For behold, henceforth all generations will call me blessed;
for he who is mighty has done great things for me,
and holy is his name.
And his mercy is on those who fear him
from generation to generation.
He has shown strength with his arm,
he has scattered the proud in the imagination of their hearts,
he has put down the mighty from their thrones,
and exalted those of low degree;
he has filled the hungry with good things,
and the rich he has sent empty away.
He has helped his servant Israel,
in remembrance of his mercy
,
as he spoke to our fathers,
to Abraham and to his posterity for ever.

But How is the Glory Cloud a Light to All Nations

But the original Shekinah stood as a light to all Israel. The conception of Jesus was a private affair, as was the Visitation. When does the Shekinah shine again for all Israel to see? Even for all the world to see?



That's right ...

The Shekinah returns as the Star of Bethlehem.
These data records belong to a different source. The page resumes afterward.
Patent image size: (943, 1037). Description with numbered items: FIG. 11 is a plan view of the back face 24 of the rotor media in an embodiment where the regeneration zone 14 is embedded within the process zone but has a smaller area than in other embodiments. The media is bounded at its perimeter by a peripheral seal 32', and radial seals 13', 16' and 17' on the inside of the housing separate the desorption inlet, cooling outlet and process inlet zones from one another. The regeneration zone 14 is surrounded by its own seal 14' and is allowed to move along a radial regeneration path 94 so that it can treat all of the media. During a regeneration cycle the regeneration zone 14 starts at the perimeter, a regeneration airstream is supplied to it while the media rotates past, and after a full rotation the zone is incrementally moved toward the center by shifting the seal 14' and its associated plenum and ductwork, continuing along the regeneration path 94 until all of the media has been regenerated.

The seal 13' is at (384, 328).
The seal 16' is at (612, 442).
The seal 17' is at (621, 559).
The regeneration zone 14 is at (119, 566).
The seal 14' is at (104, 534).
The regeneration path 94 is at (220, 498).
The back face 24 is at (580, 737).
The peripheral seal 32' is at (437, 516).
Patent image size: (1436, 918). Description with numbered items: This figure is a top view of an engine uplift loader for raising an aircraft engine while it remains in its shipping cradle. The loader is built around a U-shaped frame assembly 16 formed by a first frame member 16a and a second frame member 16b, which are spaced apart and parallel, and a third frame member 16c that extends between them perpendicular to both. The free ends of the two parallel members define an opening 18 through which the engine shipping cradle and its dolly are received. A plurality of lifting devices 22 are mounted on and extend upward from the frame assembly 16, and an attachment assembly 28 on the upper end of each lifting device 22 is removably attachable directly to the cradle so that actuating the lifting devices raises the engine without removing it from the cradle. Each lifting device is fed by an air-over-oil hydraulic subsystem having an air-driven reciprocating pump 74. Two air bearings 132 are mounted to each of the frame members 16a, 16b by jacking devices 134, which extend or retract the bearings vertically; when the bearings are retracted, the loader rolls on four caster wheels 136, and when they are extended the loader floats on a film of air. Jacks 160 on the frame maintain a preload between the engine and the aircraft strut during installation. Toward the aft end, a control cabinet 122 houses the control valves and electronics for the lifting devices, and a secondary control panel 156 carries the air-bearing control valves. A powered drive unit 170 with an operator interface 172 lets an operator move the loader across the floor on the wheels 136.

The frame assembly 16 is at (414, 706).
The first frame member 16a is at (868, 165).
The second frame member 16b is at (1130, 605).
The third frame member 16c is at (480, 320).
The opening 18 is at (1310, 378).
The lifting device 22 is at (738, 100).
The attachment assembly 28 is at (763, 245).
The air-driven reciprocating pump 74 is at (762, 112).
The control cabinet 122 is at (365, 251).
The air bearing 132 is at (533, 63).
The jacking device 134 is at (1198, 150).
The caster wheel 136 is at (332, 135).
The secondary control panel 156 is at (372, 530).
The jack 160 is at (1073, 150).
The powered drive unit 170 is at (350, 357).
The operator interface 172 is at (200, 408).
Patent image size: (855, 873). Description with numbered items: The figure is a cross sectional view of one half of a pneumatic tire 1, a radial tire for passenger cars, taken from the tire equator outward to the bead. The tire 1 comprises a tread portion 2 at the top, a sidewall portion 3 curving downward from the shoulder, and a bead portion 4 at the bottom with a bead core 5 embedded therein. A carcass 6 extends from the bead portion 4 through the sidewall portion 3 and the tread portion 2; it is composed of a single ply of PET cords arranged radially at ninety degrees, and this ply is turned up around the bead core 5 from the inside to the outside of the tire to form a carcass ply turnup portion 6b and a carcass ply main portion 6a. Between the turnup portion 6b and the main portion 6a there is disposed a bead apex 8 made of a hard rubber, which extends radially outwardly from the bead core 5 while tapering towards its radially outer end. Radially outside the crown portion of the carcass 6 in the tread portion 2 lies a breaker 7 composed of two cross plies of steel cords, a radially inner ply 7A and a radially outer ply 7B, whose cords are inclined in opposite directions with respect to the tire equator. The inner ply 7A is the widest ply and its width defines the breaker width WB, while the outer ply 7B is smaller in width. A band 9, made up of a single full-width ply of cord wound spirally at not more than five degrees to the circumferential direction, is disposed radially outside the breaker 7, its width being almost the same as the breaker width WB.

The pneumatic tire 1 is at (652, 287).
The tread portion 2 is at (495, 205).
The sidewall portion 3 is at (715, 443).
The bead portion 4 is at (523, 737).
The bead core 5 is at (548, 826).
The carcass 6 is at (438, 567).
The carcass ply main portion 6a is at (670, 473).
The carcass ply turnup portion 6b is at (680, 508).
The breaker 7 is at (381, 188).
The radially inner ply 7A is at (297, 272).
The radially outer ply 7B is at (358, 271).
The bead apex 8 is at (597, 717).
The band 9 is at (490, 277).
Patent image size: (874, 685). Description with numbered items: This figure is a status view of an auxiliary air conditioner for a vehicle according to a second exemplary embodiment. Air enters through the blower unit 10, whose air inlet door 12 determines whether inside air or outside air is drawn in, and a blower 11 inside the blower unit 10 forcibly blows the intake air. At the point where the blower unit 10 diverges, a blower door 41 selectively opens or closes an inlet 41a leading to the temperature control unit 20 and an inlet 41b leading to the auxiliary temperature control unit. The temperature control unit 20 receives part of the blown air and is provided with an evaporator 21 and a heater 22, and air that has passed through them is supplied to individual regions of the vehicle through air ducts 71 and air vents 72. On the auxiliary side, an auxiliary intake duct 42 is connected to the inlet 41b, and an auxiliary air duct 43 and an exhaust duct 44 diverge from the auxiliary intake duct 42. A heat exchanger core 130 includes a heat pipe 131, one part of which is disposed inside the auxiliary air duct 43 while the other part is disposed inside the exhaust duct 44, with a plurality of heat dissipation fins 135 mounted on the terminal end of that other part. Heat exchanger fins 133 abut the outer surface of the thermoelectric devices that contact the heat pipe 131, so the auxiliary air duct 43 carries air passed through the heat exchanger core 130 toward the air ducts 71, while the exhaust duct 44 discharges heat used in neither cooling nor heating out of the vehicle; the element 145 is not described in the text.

Notice the strange behavior of the Star of Bethlehem:
  • The star is a tower of light “overshadowing” the Virgin Mary and the entire Holy Family before, during, and after the Nativity.
  • The star is a sign to all Israel, to the shepherds and even to the evil King Herod; and
  • The star is visible to the entire world! The Magi, the Kings of the East, are guided by the star to Christ’s manger.

What does this tell us about Christ and His mission? Christ will bring light to all of Israel and the entire world!

Also, as amazing as Moses was, Jesus is far superior. He is God. The Ark of Jesus, too, is far superior to the Ark of Moses. She is a human being. Even Moses’ Shekinah, as amazing a sight as it was, it is also far exceeded by Jesus’ Shekinah, the Star of Bethlehem. Moses had a tornado. Jesus had an entire star!



Footnotes: What is the Meaning of the Star of Bethlehem? Why No Room at the Inn? Why Does Mary Ride a Donkey? Typology of the New Ark and Christmas

[1] Some also suggest that Joseph would have been too poor to possess a donkey. This is due to the fact that the Holy Family was allowed to offer the less costly of the sacrificial options at the Presentation at the Temple. There are other possibilities, however, including that Joseph simply borrowed the donkey. One can easily imagine a kind person letting the pregnant mother borrow a donkey for her long ride. Additionally, there was already talk spreading about Mary's baby and her virgin birth. Ensuring Mary's safe travels may have been paramount in the minds of many in Nazareth.

[2] Biblical scholar Joseph Addison Alexander argues for this understanding: “The only explanation, equally agreeable to usage and the context, is that which makes Ephratah the ancient name of Bethlehem (Genesis 48:7), here mentioned as the place where David spent his youth, and where he used to hear of the ark, although he never saw it till long afterwards, when he found it in the fields of the wood, in the neighbourhood of Kirjathjearim, which name means Forest town, or City of the Woods. Compare 1 Samuel 7:1 with 2 Samuel 6:3-4."

[3] Another Biblical scholar, Christopher Wordsworth, states the following: “The Psalmist says, that David himself, even when a youth in Bethlehem Ephratah, heard of the sojourn of the ark in Kirjathjearim, and that it was a fond dream of David's boyhood to be permitted to bring up the ark to some settled habitation, which he desired to find (Psalms 132:5).”